Il regista racconta il suo trascorso formativo precedente alla realizzazione di Talafì, che conta i corsi alla Civica di Milano, a Bobbio con Gianni Amelio e alla Summer School di Filmidee, nonché la collaborazione con l’associazione culturale Cineclub Venezia e la fondazione del Collettivo Giungla, entrambe realtà che hanno contribuito alla produzione del corto. L’opera, la cui visione per Merlini nasce a posteriori, racconta del desiderio di rispettare la complessità dei temi sociali affrontati quali l’ambiente e il lavoro, l’omosessualità e il conflitto generazionale, cercando di legarli in un’ottica olistica. Le riprese sono state fatte a San Benedetto del Tronto, città marchigiana d’origine del regista dove la pesca è ormai un settore in crisi a causa del cambiamento climatico.

Il lavoro, che nel secolo scorso era un valore e un diritto, si è trasformato in una maledizione e in puro dovere per le nuove generazioni, e il luogo di lavoro, il Talafì, diventa centro di dinamiche di potere che non lasciano spazio né ai desideri né all’umanità, per cui pescatore e pescato diventano entrambi vittime. Merlini racconta di come nel Collettivo Giungla si parli spesso di cinema informale, come modo diverso di intendere la produzione cinematografica: Talafì è stato uno sforzo comune da parte di giovani professionisti che credendo nel progetto si sono trasferiti per una settimana a San Benedetto del Tronto da Venezia, Genova, Trieste, Milano, Napoli e Roma creando una specie di ostello cinematografico, imbarcandosi e seguendo il lavoro dei pescatori e avvicinando così due mondi molto distanti, e rendendo il momento della produzione filmica un’occasione per fare attività culturale.

Il regista sottolinea il suo occhio di riguardo per il rapporto tra reale e finzione, che lega Talafì ai suoi lavori precedenti: se l’inserto documentario nella finzione è un primo passo per avvicinarsi al senso del reale che Merlini pone al centro dei suoi lavori, trova però sempre necessaria un’aderenza al reale che abbia come fine ultimo la ricaduta in una finzione inverata. Ciò che accomuna tutto il suo operato è comunque una modalità produttiva specifica del reale che sia capace di seguire e non di precedere, di agire a posteriori e di lasciarsi influenzare dall’involontarietà del mondo esterno, protendendosi apertamente al problema e all’imprevisto di ciò che è “vivo” e, tramite l’adattamento, renderlo valore creativo.

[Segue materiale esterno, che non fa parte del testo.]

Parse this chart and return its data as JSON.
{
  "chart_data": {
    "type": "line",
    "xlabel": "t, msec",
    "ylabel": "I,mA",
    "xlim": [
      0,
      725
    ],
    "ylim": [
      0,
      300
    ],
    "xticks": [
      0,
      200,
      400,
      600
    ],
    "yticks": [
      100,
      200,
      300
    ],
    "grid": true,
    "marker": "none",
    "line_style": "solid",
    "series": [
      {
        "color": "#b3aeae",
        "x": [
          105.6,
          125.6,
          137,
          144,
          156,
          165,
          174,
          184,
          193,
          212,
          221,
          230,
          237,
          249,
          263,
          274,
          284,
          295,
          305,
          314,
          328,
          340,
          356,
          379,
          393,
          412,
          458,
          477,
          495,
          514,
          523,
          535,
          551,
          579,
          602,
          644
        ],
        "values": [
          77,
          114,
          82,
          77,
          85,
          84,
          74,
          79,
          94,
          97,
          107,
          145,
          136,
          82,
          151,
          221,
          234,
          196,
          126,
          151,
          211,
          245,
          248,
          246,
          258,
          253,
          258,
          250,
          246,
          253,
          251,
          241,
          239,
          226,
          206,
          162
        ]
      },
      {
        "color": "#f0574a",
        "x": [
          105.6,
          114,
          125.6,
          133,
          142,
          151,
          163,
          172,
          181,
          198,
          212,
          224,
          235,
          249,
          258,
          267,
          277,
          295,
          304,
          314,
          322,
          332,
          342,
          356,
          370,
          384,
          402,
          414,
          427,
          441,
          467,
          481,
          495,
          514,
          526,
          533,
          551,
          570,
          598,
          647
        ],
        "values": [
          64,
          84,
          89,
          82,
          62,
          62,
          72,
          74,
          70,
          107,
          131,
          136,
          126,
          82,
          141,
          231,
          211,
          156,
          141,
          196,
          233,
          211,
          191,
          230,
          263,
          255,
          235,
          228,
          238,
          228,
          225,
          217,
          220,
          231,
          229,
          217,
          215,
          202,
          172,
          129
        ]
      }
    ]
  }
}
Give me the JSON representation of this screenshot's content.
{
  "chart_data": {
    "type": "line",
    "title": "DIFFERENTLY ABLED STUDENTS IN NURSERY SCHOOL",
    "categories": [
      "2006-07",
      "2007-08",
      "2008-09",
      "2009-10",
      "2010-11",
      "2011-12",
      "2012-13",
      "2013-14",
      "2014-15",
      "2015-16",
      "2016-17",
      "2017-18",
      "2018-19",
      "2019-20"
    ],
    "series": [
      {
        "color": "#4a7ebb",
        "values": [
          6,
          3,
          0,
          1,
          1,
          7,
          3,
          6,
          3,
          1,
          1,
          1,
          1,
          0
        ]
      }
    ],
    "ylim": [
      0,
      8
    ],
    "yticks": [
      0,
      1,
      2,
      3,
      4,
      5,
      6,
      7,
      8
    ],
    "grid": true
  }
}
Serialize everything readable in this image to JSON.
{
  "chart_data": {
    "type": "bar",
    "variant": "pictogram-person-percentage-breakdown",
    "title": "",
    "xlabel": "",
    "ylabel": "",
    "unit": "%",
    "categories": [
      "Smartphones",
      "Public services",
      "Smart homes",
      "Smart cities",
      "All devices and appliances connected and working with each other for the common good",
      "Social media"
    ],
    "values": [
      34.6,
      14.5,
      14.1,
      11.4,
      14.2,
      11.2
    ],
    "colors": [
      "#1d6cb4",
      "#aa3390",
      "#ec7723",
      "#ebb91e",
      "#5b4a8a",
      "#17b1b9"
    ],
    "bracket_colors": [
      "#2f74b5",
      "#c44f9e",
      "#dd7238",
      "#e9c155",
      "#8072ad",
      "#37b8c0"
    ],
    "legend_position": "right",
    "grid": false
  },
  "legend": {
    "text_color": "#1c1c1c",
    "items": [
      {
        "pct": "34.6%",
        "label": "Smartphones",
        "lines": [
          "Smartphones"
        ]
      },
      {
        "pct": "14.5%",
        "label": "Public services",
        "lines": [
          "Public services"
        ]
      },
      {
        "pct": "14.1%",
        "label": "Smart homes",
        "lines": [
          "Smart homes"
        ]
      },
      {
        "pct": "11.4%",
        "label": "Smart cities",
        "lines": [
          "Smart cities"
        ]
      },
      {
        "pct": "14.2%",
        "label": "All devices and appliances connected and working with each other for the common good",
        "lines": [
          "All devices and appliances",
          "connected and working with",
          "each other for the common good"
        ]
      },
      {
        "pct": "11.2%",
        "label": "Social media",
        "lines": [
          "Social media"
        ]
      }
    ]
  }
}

Con il Collettivo Giungla hanno già pronti diversi cortometraggi, e in particolare Merlini sta per chiudere il montaggio di Pan e Siringa, un corto contemplativo sull’omonimo mito greco, che sarà probabilmente parte di un progetto più ampio riguardo le Metamorfosi. Inoltre, sono stati selezionati per il premio Zavattini per il quale stanno preparando un teaser e un dossier su un documentario sui 100 anni di storia della Sambenedettese calcio. Da poco sono diventati associazione culturale e inizieranno presto a organizzare eventi e proiezioni a Roma e nella località provinciale di San Benedetto del Tronto.